His face softens. “I do, yeah. Bunch of idiots.”
Taissa snorts, reaching across the table for another chip.
“So we meet the new coach tomorrow?” she asks.
Money’s been streaming into the club; enough for Bill to hire a new coach, Junie Farrow.
Taissa likes the sound of her already, and with the Phoenixes match in a week, Farrow’s arrival is welcome.
“Disappointed you can’t make us sprint laps anymore? ”
“I’ll miss making Tanaka run,” Kion admits, and they both laugh, Taissa delighting in the sound of Kion’s joy. She reaches back for another chip.
Before she can grab one, Kion’s hand closes around hers, their fingers interlocking as he raises the back of her hand to his lips and kisses it. She blushes; she can’t help it.
“What was that for?” she asks.
“You know why,” Kion says with the smile he saves only for her, squeezing her hand four times.
“Say it,” she teases, enjoying how it’s his turn to blush.
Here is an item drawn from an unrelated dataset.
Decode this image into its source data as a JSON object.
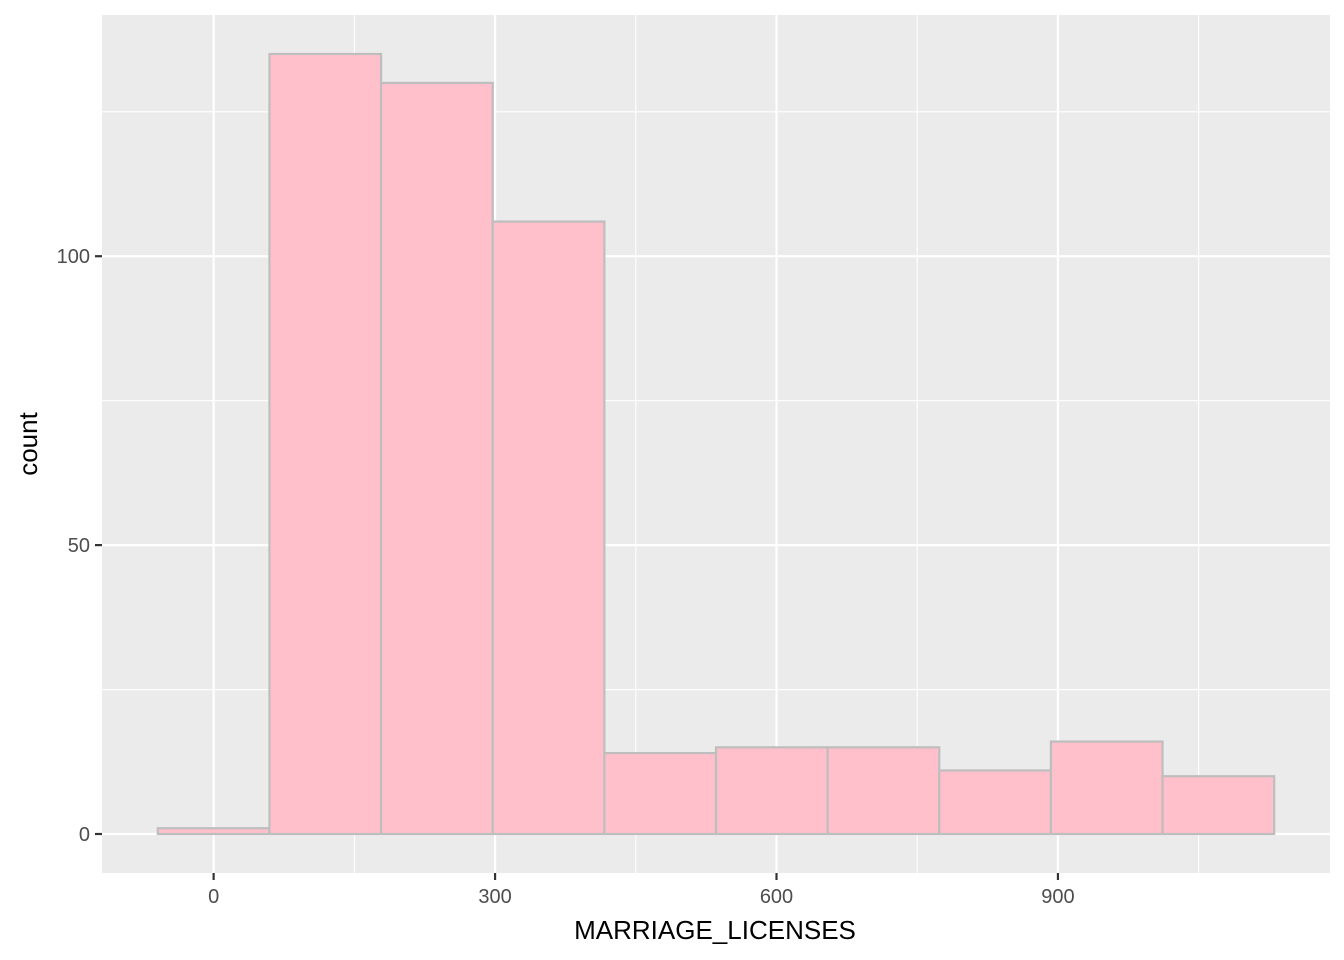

“I love you,” he murmurs against her lips as raucous cheers fill the small pub. “I think I always have.”
I love you. I love you. I love you.
Inside her chest, her heart soars like Cronus in the skies, like Sansa through the clouds.
Giddiness rushes through her blood like the most potent sugar rush; she feels her cheeks pinken and flush.
“I love you, too,” she whispers, and as he exhales shakily, she tweaks his nose.
Kion fondly rolls his eyes, rubbing the offended appendage.
“Menace.”
“Numpty.”
“Light of my life.”
“Bane of my existence.”
“Newbie.”
“Pookie.”
“You’re horrib—” Laughing, Taissa cuts off, as Kion slants his lips against hers.
They’re a perfect fit, like lock and key. Morgana save her, but she never wants the kiss to end. Yet perhaps she shouldn’t worry.
Something tells her that they have all the time in the world.